Polish prelate of the Catholic Church (born 1962)

Mirosław Adamczyk (born 16 July 1962) is a Polish prelate of the Catholic Church who has worked in the diplomatic service of the Holy See since 1993, with the title of apostolic nuncio since 2013.

==Biography==
Mirosław Adamczyk was born on 16 July 1962 in Gdańsk. He was ordained a priest for the Archdiocese of Gdańsk on 16 May 1987.

==Diplomatic career==
He earned a degree in canon law and joined the diplomatic service of the Holy See on 1 July 1993. His early assignments took him to Madagascar, India, Hungary, Belgium, South Africa, and Venezuela.

On 22 February 2013, Pope Benedict XVI appointed him Apostolic Nuncio to Liberia and Titular Archbishop of Otricoli. He received his episcopal consecration from Cardinal Kazimierz Nycz on 27 April in the Cathedral of Oliwa.

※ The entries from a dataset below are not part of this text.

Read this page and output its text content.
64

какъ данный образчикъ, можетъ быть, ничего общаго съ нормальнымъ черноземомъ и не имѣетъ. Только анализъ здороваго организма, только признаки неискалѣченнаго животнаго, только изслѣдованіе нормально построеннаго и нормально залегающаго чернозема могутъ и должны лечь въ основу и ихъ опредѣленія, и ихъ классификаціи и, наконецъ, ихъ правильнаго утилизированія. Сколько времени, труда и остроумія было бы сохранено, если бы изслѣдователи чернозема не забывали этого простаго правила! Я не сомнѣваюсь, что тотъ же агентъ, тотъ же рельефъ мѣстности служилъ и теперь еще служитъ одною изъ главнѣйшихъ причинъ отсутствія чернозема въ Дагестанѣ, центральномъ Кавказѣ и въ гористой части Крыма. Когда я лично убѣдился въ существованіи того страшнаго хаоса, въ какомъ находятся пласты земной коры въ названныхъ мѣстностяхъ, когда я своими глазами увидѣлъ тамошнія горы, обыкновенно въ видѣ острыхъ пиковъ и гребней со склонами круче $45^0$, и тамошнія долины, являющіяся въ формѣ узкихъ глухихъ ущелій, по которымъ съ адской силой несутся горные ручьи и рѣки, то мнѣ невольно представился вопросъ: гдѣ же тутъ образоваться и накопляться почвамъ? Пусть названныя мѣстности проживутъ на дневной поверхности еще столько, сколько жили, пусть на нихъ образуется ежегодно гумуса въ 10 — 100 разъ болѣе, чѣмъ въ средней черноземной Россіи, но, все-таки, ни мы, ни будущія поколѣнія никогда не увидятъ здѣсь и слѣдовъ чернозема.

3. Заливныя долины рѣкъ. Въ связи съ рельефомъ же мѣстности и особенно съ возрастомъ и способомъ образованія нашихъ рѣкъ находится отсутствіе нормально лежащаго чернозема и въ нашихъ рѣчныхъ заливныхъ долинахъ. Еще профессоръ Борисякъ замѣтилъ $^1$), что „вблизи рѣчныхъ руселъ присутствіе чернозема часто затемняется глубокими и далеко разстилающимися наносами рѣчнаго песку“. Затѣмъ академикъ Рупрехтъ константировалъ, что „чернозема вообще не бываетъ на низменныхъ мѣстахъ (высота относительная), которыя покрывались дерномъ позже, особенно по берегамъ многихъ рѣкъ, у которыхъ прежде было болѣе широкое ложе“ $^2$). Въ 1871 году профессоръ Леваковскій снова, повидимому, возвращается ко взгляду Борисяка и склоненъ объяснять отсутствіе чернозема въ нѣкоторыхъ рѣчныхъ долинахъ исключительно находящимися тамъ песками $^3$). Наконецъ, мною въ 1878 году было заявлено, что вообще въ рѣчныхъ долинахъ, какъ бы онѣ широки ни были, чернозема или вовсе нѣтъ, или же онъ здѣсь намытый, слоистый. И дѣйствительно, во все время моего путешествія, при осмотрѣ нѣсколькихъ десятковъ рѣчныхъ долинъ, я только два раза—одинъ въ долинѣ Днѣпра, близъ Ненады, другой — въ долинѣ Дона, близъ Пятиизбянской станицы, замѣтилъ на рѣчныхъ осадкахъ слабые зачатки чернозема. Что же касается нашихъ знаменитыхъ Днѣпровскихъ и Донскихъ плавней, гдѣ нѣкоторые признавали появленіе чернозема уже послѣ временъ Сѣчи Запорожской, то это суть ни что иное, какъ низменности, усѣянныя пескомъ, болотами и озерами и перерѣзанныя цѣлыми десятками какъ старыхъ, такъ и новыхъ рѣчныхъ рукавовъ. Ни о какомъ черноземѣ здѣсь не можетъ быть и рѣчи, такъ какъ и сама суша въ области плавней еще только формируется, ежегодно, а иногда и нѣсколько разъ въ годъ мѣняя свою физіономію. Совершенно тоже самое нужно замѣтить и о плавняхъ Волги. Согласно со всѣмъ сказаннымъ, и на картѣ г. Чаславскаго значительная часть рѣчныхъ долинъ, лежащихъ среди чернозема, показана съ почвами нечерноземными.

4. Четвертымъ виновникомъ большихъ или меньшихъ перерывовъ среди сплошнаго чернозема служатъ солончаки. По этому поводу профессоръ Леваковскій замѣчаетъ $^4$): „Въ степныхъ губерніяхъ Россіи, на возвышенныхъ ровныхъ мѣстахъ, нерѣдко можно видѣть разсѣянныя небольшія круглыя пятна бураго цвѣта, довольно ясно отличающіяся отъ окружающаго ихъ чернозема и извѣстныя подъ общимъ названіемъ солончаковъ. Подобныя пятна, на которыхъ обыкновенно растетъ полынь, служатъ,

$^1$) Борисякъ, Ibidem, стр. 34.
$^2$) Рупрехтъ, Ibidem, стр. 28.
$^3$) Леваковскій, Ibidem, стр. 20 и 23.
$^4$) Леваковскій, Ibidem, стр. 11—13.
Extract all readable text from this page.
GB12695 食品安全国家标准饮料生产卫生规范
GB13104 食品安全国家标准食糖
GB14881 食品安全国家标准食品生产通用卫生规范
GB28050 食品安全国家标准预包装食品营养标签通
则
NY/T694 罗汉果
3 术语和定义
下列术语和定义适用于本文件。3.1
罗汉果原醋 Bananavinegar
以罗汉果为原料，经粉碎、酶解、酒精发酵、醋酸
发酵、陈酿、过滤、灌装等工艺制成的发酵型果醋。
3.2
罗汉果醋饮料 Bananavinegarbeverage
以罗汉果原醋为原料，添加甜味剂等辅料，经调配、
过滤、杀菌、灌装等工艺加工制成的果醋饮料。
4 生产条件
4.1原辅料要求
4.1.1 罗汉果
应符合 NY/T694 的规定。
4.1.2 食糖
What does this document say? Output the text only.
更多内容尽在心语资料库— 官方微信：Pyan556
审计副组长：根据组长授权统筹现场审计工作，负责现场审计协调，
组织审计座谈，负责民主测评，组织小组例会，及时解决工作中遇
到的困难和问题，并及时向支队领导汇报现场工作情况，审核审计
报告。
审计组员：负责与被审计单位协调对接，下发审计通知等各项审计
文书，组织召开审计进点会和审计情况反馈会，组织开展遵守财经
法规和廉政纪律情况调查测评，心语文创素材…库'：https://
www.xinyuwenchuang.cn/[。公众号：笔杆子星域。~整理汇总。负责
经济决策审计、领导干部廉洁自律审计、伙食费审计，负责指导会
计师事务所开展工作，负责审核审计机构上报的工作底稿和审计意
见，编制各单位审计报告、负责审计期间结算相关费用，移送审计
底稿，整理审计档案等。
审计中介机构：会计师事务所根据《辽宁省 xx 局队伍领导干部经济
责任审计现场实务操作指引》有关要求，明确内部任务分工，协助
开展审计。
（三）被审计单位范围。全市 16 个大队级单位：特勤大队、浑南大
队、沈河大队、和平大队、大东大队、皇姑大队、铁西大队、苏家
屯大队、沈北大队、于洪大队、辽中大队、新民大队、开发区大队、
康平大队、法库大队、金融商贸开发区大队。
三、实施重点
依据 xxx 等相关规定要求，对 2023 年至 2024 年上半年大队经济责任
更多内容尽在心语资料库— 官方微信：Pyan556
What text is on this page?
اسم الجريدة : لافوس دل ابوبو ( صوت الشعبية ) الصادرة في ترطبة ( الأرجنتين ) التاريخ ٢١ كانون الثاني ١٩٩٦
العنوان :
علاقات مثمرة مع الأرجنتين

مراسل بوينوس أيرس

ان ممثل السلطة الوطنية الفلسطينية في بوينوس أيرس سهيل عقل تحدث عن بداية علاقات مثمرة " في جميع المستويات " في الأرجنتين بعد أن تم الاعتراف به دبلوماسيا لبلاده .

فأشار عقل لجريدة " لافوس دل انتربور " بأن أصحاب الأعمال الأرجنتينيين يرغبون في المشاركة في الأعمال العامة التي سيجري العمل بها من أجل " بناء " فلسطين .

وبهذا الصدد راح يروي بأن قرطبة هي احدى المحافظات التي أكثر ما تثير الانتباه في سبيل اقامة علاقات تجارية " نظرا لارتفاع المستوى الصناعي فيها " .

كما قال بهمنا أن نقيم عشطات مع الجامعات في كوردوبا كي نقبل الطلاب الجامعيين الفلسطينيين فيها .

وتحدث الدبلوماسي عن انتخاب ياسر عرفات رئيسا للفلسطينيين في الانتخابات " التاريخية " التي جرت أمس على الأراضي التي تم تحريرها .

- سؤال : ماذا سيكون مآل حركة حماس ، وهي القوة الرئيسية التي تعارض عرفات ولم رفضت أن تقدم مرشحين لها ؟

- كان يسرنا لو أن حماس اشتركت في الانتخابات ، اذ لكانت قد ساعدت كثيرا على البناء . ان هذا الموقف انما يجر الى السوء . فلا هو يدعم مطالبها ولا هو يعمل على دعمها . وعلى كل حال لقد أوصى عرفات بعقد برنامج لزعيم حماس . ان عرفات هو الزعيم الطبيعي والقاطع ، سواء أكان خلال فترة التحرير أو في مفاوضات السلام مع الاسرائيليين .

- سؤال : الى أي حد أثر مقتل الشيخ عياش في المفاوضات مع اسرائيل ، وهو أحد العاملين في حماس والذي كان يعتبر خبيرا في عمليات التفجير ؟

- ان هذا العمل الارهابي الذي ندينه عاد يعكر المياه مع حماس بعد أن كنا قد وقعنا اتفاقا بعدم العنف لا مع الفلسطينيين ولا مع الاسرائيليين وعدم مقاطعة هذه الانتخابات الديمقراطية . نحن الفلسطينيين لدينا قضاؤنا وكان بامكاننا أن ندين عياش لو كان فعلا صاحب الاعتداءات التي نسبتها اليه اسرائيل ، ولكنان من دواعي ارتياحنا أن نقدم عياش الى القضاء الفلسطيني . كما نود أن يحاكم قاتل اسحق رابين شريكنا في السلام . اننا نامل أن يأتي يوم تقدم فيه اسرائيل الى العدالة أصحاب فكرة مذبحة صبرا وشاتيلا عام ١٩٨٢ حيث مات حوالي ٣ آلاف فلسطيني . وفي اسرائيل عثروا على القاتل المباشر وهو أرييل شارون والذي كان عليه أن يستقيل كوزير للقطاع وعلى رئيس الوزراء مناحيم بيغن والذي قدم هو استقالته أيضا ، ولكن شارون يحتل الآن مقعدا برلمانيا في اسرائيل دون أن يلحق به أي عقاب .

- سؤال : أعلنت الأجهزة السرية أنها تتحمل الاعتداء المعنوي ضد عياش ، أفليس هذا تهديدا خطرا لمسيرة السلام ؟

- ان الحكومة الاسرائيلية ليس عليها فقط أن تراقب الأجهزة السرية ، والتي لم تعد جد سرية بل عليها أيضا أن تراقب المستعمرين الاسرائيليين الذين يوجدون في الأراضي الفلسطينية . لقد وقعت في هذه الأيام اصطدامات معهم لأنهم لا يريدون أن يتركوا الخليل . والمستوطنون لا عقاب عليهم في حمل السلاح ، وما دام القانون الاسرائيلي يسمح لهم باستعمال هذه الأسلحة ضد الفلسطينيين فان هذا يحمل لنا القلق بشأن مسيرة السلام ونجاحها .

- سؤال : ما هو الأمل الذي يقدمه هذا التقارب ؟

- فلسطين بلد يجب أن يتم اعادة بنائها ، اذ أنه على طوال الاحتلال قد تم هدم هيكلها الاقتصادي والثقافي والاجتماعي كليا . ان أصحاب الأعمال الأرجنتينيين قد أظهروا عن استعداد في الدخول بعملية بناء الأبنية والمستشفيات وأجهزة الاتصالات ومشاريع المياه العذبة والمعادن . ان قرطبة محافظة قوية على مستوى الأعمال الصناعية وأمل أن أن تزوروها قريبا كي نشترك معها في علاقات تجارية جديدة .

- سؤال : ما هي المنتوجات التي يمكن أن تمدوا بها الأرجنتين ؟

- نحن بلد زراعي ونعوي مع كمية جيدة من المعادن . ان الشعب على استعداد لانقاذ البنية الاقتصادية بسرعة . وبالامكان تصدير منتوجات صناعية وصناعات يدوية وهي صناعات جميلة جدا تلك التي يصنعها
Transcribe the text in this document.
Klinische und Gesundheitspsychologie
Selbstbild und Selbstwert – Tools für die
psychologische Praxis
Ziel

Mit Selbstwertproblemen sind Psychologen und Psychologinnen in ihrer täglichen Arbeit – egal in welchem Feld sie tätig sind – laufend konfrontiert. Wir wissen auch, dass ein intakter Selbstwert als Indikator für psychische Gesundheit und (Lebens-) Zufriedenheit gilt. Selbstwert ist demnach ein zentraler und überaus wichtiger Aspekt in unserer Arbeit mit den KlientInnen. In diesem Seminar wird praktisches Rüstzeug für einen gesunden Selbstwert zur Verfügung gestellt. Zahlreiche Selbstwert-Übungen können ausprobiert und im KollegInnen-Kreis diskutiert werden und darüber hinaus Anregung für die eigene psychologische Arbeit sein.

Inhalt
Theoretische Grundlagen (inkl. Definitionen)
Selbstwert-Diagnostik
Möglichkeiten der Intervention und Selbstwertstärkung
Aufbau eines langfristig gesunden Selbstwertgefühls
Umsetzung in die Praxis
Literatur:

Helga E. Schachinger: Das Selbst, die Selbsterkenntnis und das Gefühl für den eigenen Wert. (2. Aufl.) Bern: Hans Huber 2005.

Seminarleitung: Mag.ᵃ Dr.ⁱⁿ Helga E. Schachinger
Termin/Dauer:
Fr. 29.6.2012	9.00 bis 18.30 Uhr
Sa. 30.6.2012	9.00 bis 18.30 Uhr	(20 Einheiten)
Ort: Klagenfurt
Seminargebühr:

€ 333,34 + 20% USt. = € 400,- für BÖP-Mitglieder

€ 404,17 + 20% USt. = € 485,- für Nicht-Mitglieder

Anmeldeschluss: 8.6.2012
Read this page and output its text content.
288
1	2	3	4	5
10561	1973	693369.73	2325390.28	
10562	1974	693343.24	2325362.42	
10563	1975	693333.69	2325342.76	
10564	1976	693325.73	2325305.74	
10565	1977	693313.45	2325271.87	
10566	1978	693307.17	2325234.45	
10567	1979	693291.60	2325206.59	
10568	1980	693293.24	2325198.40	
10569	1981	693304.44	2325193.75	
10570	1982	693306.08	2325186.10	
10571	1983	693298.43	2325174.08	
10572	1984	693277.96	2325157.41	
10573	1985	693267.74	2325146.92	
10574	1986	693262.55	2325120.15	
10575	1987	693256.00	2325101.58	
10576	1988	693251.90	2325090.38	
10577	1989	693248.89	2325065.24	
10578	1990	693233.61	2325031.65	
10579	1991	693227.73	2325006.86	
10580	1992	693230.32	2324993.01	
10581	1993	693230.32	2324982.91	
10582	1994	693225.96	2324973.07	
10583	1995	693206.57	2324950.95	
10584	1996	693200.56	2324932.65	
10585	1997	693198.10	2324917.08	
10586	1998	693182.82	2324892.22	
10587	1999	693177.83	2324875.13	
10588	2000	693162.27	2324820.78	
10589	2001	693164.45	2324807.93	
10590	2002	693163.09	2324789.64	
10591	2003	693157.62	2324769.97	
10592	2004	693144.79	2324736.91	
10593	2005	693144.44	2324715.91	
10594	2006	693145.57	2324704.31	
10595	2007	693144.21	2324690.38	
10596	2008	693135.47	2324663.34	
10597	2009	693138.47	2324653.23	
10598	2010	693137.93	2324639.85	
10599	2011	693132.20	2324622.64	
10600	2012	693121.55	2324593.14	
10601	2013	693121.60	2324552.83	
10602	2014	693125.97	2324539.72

Later in the year, Pope Francis gave him additional responsibilities as Apostolic Nuncio to the Gambia on 8 June and to Sierra Leone on 21 September.

On 12 August 2017, Pope Francis appointed him Apostolic Nuncio to Panama.

On 22 February 2020, Pope Francis appointed him Apostolic Nuncio to Argentina.

On 14 January 2026, Pope Leo XIV appointed him Apostolic Nuncio to Albania.